Why Harry would not use Elder Wand? WAS: Re: Wand allegiance.
pippin_999
foxmoth at qnet.com
Wed Jul 15 21:01:59 UTC 2009
No: HPFGUIDX 187341
Eggplant:
> No, according to canon the only person who can be entrusted with great power is someone who doesn't want it; somebody like Harry. Love of power was Dumbledore's weakness but even so he did OK with that wand, Harry could do better. He is after all a better man.
Pippin:
He's the better man *because* he doesn't want it, doesn't think he could do better with it, and, unlike Dumbledore, isn't egotistical enough to think that it's going to be safer in his pocket than anywhere else.

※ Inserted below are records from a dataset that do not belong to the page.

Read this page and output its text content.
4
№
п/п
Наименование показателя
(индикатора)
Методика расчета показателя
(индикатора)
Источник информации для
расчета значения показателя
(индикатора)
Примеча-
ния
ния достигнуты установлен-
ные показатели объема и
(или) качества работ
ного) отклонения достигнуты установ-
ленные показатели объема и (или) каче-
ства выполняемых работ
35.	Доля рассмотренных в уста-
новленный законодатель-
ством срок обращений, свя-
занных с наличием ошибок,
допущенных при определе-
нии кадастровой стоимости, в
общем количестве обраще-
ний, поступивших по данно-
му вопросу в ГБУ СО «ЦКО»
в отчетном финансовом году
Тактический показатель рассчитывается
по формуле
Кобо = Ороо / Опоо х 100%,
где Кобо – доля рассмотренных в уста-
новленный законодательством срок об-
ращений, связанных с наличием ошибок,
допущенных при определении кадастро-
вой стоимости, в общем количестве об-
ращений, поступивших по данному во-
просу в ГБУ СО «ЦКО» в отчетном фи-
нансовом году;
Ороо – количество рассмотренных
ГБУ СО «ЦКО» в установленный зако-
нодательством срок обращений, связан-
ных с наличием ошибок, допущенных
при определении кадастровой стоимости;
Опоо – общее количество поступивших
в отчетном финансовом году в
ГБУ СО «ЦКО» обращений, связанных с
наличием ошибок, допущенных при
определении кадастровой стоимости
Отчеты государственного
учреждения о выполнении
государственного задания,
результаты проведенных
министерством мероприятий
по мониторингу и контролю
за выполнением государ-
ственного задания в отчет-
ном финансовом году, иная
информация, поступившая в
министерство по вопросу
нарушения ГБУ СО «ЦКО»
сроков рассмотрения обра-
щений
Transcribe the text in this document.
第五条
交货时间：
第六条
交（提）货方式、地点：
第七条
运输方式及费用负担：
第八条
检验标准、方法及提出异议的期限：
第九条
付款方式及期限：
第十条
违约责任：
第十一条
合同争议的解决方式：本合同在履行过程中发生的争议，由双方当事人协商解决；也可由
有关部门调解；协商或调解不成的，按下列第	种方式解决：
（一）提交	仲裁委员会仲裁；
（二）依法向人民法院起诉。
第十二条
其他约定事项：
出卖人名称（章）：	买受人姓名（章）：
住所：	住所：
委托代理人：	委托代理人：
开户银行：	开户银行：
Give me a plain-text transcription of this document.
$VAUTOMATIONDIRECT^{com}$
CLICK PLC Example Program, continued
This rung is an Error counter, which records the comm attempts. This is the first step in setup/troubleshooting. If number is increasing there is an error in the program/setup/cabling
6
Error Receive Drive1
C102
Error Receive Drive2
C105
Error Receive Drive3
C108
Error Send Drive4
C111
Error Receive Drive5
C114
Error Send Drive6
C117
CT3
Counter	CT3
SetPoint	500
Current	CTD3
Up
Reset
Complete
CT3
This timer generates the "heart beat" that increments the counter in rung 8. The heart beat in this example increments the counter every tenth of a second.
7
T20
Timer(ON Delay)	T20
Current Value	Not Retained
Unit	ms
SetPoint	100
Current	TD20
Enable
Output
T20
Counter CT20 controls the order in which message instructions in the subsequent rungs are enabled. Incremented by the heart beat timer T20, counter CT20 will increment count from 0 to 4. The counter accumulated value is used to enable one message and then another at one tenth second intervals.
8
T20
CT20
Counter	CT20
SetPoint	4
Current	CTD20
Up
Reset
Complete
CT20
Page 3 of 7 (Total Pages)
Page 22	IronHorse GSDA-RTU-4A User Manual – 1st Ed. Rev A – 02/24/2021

>From Dumbledore's notes in ToBtB on the Elder Wand:
A full century later, another unpleasant character, this time named Godelot, advanced the study of Dark Magic by writing a collection of dangerous spells with the help of a wand he described in his notebook as 'my moste wicked and subtle friend, with body of ellhorn, who knows ways of magick most evile.' (*Magic Moste Evile* became the title of Godelot's masterwork.
As can be seen, Godelot considers his wand to be a helpmeet, almost an instructor. Those who are knowledgeable about wandlore will agree that wands do indeed absorb the expertise of those who use them <snip>
Nevertheless, a hypothetical wand that had passed through the hands of many Dark Wizards would be likely to have, at the very least, a marked affinity for the most dangerous kinds of magic.
Most witches and wizards prefer a wand that has "chosen" them to any kind of second-hand wand, precisely because the latter is likely to have learned habits from its previous owner that might not be compatible with the new user's style of magic. The general practice of burying (or burning) the wand with its owner, once he or she has died, also tends to prevent any indiviual wand learning from too many masters. Believers in the Elder Wand, however, hold that because of the way in which it has always passed allegiance between owners -- the next master overcoming the first, usually by killing him -- the Elder Wand has never been destroyed or buried, but has survived to accumulate wisdom, strength and power far beyond the ordinary.
---
(a footnote identifies ellhorn as an ancient name for elder)
Dumbledore goes on to say that while every man who claims to have owned the Elder Wand (no witch has ever done so) has insisted that it is "unbeatable" the known facts of its passage demonstrate that it has not only been beaten hundreds of times, but that "it attracts trouble as Grumble the Grubby Goat attracted flies."